Each sample was centrifuged and the precipitate was collected, and the microbial DNA in the precipitate was extracted with a specific kit. The purity and quantity of DNA were measured by spectrophotometer. The 16S rRNA gene of bacteria was amplified with the following primers: forward, 5′-AGAGTTTGATCMTGGCTCAG-3′ (SEQ ID NO: 1); reverse, 5′-TACGGYTACCTTGTTACGACTT-3′ (SEQ ID NO: 2). PCR was carried out in a 25 μL reactor, which contained 2 μL genomic DNA (10 ng/μL), 0.5 μL primers (10 μM), 12.5 μL 2×KAPA HiFi HotStart Ready Mix and 9.5 μL distilled water. The following PCR conditions were used: initially denaturing at 95° C. for 3 min; denaturing at 95° C. for 1 min, annealing at 55° C. for 1 min, and extending at 75° C. for 90 s for 30 cycles; finally, extending at 72° C. for 8 min. PCR products were sequenced on ABI-3730XL DNA sequencer, and 16S rRNA fragments were identified by NCBI Microbial Nucleotide BLAST and Mega-BLAST.

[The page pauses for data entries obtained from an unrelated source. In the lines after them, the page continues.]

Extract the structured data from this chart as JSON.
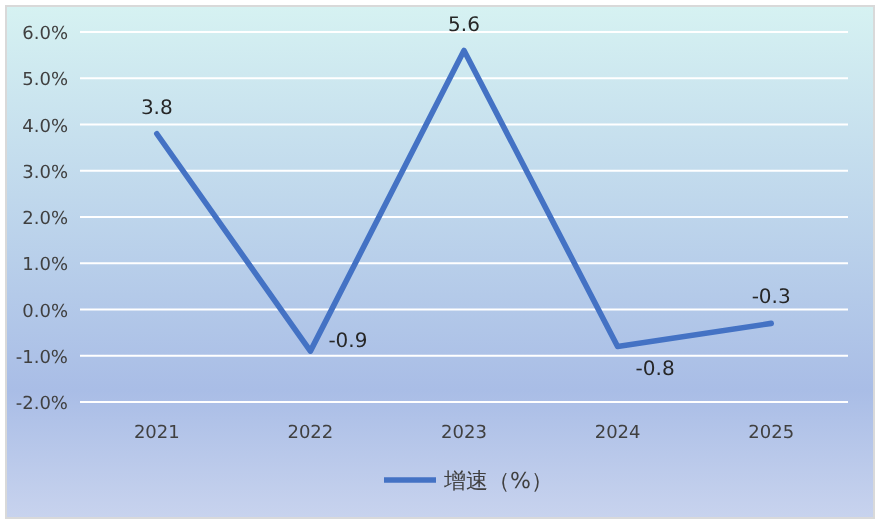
{
  "chart_data": {
    "type": "line",
    "categories": [
      "2021",
      "2022",
      "2023",
      "2024",
      "2025"
    ],
    "series": [
      {
        "name": "增速（%）",
        "color": "#4472c4",
        "values": [
          3.8,
          -0.9,
          5.6,
          -0.8,
          -0.3
        ]
      }
    ],
    "ylim": [
      -2,
      6
    ],
    "yticks": [
      {
        "value": -2,
        "label": "-2.0%"
      },
      {
        "value": -1,
        "label": "-1.0%"
      },
      {
        "value": 0,
        "label": "0.0%"
      },
      {
        "value": 1,
        "label": "1.0%"
      },
      {
        "value": 2,
        "label": "2.0%"
      },
      {
        "value": 3,
        "label": "3.0%"
      },
      {
        "value": 4,
        "label": "4.0%"
      },
      {
        "value": 5,
        "label": "5.0%"
      },
      {
        "value": 6,
        "label": "6.0%"
      }
    ],
    "grid": "y",
    "legend": "bottom",
    "data_labels": true,
    "marker": "none",
    "line_style": "solid"
  }
}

FIG. 6 is a comparison chart of relative abundance (RA) of Streptococcus in skin of subjects after applying pure base cream, 5% EGT base cream and 10% EGT base cream. As shown in FIG. 6, the Streptococcus in EGT base cream group is more abundant than that in pure base cream group, that is, EGT can promote the growth of microorganisms beneficial to skin, such as Streptococcus; and the effect of 10% EGT group is more obvious.

FIG. 7 is a comparative diagram elasticity, moisture and desquamation degree of skin of subjects after applying pure base cream, 5% EGT base cream and 10% EGT base cream. As shown in FIG. 7, EGT can significantly increase the skin elasticity and moisture of the subjects and avoid the problem of skin desquamation. The effect of 10% EGT group is more obvious. Compared with 0% EGT group, it increases skin elasticity by about 20% and skin moisture by about 45%, and reduces desquamation by about 30%.

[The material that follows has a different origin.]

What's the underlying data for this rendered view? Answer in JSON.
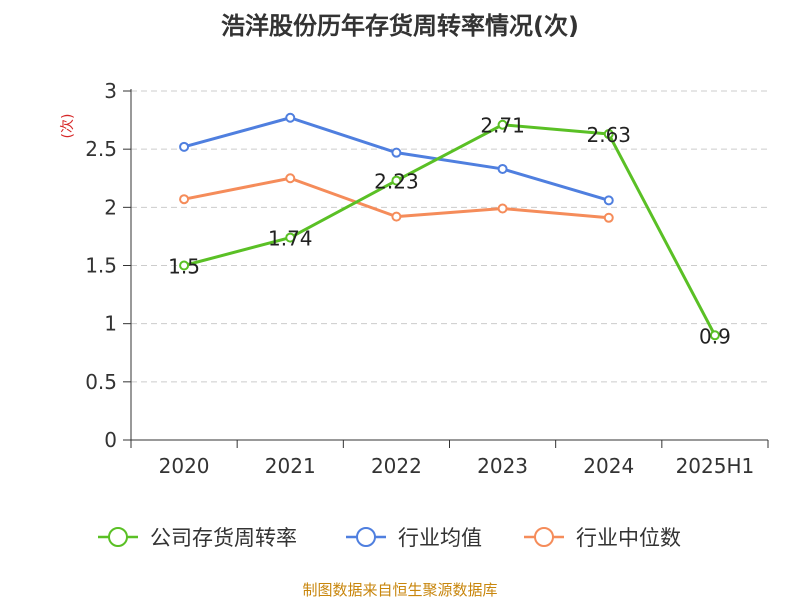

Too much or too little Staphylococcus epidermidis will have adverse effects on the skin. Too much Staphylococcus epidermidis will lead to problems such as Cystic acne, topic dermatitis, folliculitis, sty, cellulitis, seborrheic dermatitis and eczema. Corynebacterium spp. will prevent the immune system from recognizing and clearing it and continue to reproduce, resulting in persistent infection, which will eventually cause skin redness, swelling, pain and even pustules. Propionibacterium acnes will decompose skin and sebum when it is over-propagated, resulting in skin infection and damage. At the same time, the bacteria can promote the oxidation of sebum, cause skin inflammatory reaction and oxidative stress, and thus lead to acne. The inventors found that EGT has a positive effect on the regulation of microbial flora, which can significantly inhibit excessive Staphylococcus epidermidis, and can also significantly inhibit the (excessive) growth of Corynebacterium spp., Cutibacterium spp., Propionibacterium acnes, Malassezia and other microorganisms that are prone to skin problems. It can promote the growth of Streptococcus, such as Streptococcus pneumoniae, Streptococcus infantis, Streptococcus thermophilus and other microorganisms beneficial to skin. It can also eliminate or alleviate skin problems, such as lack of elasticity of skin, dry skin, desquamation, dull skin, fine lines, sagging, inflammation, peeling, acne, atopic dermatitis, eczema, chloasma, erythema, papules, itching, folliculitis, seborrheic dermatitis, etc; for example, it can increase skin elasticity and moisture and avoid skin desquamation. In conclusion, EGT can repair skin injury, regulate skin microbial homeostasis, maintain and improve skin health, and improve skin condition and physiological function.

Although specific embodiments and examples of the present disclosure have been illustrated herein, it will be appreciated by those skilled in the art that any modifications and variations can be made without departing from the spirit of the present disclosure. The examples and illustrations above are not intended to limit the scope of the present disclosure. Any combination of embodiments of the present disclosure, along with any obvious their extension or analogs, are within the scope of the present disclosure. Further, it is intended that the present disclosure encompass any arrangement, which is calculated to achieve that same purpose, and all such variations and modifications fall within the scope of the appended claims.